Once again - I agree ExhaustedNurse, that is drummed into us. Why she thought she could do this shift is beyond me, totally!

agedknees · 26/10/2010 19:28

Exactly, exhausted. I don't understand why she accepted the assignment.

LargeGlassofRed · 26/10/2010 19:48

I used to work with a young man who was ventilator dependant,
He lived at home with his family and all staff had 3 months training and worked in pairs at home and 3 when out,
It was terrifying when he went into respiratory arrest but it was second nature to know what to do,
I we practiced cpr frequently and always had an emergency plan for every situation,
I am totally shocked by this incident, it makes my blood run cold. Sad

slugz · 26/10/2010 22:21

How do these people get funding for those sort of care packages?
After 5 years fighting we were given a care package that enabled us to pay minimum wage for about two thirds of the time. I did the rest even though it meant dcs were tied to the house. I tried to do nights as much as poss so I could work and do childcare in the daytime.

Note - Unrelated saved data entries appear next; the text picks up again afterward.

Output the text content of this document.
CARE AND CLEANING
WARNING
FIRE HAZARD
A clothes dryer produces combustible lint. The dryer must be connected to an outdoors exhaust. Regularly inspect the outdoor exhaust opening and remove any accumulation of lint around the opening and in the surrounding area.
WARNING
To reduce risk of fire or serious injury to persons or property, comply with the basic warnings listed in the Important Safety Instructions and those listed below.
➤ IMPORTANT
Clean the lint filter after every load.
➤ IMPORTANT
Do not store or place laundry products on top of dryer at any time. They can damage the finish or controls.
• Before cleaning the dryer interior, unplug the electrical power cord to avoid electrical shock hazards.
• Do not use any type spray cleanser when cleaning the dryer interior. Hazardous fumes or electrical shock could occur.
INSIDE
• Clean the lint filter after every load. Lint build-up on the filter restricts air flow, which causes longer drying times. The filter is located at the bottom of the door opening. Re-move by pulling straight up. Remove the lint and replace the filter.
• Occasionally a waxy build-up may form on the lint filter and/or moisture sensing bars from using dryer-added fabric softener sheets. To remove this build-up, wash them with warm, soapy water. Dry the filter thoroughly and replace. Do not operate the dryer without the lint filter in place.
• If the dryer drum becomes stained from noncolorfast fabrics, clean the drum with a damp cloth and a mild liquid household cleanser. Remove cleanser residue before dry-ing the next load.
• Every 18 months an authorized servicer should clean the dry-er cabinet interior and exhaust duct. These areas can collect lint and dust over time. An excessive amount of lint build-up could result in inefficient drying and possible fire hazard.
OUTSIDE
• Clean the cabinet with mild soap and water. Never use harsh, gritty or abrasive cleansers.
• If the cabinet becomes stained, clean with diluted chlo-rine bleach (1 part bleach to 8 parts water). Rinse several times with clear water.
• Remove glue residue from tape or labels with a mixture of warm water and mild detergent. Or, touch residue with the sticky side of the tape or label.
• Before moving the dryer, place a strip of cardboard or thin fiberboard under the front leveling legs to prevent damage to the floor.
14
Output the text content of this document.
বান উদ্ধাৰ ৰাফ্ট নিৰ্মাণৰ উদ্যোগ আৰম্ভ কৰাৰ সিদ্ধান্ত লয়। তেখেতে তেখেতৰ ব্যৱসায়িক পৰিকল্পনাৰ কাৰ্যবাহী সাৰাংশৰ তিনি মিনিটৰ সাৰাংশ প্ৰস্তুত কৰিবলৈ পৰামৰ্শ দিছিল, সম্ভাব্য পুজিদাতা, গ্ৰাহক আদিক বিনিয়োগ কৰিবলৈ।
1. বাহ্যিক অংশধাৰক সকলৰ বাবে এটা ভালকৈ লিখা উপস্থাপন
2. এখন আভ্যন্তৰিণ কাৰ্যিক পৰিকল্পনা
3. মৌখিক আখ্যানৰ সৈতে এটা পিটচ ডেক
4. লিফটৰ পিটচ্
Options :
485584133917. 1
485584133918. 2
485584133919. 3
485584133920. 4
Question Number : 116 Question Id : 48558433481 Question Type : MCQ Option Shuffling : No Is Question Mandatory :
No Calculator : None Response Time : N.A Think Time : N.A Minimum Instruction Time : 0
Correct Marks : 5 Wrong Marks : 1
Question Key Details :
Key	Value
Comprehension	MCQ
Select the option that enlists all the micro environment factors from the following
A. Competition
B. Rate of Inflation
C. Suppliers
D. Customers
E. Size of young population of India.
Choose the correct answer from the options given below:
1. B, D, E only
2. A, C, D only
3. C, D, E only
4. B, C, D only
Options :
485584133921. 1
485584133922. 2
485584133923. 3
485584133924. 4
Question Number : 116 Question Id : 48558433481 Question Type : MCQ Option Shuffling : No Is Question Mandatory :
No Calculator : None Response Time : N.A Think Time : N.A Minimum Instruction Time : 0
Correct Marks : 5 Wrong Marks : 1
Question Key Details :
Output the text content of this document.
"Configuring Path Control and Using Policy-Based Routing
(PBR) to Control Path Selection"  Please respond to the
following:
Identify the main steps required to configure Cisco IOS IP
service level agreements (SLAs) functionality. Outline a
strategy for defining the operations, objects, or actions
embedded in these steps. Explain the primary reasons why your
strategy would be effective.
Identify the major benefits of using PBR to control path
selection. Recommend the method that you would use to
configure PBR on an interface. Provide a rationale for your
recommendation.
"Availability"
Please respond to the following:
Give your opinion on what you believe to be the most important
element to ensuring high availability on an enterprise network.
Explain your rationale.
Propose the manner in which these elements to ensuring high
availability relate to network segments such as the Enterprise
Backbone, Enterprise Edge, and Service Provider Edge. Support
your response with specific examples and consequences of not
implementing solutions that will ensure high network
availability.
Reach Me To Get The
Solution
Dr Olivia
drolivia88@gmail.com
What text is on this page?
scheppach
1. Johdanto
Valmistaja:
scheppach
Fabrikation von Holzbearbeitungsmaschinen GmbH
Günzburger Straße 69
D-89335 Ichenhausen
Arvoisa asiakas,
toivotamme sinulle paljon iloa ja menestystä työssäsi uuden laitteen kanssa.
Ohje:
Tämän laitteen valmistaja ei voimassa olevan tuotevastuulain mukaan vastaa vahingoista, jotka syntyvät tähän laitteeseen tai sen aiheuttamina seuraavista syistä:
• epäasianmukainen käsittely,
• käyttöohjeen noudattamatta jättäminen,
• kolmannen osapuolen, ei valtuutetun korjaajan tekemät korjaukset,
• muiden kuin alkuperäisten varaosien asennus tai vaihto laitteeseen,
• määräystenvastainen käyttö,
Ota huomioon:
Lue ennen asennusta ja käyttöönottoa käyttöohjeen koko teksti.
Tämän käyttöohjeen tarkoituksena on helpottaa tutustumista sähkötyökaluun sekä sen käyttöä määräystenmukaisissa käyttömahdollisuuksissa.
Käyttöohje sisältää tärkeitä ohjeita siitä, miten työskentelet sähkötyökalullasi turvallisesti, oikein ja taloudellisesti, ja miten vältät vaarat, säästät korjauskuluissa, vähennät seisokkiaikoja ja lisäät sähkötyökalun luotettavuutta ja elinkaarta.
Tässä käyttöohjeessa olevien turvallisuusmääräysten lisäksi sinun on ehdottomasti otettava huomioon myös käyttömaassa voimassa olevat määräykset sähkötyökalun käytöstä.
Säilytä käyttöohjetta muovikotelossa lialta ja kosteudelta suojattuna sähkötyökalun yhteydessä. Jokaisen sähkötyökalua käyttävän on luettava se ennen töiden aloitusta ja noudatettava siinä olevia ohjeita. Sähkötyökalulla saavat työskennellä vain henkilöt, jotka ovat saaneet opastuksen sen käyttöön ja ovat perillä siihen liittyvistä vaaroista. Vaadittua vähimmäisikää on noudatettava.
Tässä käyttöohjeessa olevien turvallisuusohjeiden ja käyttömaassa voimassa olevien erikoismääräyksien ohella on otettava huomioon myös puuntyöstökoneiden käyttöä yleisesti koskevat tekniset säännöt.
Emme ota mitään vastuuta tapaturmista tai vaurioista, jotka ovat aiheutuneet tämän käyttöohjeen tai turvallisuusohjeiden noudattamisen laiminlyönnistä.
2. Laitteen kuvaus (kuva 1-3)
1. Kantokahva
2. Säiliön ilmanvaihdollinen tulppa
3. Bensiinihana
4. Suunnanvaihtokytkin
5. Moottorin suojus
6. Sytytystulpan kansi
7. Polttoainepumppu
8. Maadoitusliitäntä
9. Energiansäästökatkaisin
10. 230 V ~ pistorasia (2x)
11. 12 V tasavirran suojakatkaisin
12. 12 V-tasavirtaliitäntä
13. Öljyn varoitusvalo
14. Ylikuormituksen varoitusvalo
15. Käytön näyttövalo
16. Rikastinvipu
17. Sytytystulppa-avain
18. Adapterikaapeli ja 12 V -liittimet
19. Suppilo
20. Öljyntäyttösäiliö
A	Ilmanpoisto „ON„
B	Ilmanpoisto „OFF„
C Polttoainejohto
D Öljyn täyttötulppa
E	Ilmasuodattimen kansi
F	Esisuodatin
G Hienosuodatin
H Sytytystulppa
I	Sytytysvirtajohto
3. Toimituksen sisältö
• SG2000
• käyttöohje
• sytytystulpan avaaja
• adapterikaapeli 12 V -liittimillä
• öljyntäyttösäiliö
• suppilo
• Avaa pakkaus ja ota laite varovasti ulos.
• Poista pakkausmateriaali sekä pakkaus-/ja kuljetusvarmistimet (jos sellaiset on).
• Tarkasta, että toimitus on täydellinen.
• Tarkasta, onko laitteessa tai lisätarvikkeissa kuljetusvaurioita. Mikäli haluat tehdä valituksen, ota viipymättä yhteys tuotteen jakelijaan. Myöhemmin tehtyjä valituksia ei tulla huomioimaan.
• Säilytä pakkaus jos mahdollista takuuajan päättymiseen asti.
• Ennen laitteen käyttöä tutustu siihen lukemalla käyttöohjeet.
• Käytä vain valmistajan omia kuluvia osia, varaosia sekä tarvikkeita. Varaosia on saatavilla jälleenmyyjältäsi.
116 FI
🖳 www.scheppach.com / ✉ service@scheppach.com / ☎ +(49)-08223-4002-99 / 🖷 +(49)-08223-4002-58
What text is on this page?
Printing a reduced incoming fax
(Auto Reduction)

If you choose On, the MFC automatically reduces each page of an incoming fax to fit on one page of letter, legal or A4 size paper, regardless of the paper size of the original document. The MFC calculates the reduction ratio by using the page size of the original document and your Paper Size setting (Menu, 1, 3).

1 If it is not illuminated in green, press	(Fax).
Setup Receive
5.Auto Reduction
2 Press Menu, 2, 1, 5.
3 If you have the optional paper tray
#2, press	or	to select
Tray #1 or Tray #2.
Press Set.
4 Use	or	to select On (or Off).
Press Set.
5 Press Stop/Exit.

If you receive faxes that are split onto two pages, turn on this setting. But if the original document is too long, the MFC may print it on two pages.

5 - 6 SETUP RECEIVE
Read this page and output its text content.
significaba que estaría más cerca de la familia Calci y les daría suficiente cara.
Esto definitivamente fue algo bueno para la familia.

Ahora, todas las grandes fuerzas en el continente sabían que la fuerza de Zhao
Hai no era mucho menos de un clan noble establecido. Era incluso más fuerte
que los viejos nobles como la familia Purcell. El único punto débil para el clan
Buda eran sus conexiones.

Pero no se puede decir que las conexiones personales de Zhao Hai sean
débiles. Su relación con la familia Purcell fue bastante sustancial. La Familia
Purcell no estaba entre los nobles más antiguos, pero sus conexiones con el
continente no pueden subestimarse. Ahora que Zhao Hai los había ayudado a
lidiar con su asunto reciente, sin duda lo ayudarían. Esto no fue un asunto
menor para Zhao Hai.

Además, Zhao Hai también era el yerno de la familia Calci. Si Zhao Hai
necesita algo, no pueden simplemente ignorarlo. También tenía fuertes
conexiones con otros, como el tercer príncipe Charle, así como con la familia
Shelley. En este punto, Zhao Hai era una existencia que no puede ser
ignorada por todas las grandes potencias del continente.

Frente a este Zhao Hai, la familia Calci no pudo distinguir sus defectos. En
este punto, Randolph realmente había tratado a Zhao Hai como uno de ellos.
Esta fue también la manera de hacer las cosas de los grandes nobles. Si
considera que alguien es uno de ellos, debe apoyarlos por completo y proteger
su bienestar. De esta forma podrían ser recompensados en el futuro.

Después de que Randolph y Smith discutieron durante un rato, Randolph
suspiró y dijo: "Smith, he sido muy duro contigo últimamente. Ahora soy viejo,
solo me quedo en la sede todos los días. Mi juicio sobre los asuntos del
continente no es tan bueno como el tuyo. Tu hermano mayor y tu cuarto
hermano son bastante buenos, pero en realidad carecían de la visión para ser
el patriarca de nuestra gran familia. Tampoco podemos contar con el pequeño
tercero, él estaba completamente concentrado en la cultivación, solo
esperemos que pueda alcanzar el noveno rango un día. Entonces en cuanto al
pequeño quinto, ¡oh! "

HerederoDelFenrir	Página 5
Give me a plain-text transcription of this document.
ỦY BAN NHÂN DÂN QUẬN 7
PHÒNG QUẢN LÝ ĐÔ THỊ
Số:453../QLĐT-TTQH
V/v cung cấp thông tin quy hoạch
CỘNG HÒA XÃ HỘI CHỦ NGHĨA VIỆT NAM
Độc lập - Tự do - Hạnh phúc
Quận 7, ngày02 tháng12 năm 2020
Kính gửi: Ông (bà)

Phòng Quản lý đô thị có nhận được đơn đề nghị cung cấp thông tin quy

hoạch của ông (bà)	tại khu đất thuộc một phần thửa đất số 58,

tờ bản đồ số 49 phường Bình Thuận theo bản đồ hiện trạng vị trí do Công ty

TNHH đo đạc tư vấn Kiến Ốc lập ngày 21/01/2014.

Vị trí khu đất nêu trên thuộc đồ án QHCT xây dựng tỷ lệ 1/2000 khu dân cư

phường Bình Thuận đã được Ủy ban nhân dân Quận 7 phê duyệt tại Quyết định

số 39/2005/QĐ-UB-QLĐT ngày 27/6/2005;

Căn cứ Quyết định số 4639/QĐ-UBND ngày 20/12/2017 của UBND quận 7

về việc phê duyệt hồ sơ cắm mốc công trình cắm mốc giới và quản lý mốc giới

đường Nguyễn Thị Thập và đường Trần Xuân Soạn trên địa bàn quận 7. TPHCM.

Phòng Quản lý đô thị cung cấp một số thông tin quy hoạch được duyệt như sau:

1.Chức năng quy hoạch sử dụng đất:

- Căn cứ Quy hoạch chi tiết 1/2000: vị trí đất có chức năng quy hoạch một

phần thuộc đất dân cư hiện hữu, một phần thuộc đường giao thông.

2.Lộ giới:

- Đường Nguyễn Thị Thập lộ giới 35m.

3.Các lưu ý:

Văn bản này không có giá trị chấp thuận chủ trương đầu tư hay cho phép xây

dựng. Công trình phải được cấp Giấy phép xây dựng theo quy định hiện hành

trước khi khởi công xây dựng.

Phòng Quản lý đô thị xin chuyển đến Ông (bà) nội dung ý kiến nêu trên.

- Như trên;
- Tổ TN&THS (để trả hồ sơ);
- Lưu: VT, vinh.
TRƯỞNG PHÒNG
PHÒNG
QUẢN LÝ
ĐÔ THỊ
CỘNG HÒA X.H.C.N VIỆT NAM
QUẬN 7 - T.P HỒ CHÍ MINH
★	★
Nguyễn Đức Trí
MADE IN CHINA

I had to get up ten times or more a night, five to six nights a week.
It was only when we couldn't recruit anyone that they managed to up the money to about £8 per hour. We still couldn't recruit.
We had to do all recruiting, training and managing ourselves. This was a direct payments package, so we had to manage it ourselves. Social services would not help us out because they said that to be vent dependant in the community it had to be nursing care and we would only have had very limited care in the daytime due to finances.
We had to make do with putting cards in shop windows to recruit, and didn't usually get more than a couple of responses.

edam · 26/10/2010 22:32

The story I saw said the agency knew full well they needed to send a nurse trained to look after this kind of patient but had 'no system' in place to make sure that actually happened. Disgusting.

My sister said she's worked with nurses from this agency and had actually considered it one of the better ones.

I do hope the chief executive of this agency is subject to action as stringent as that taken against the individual nurse.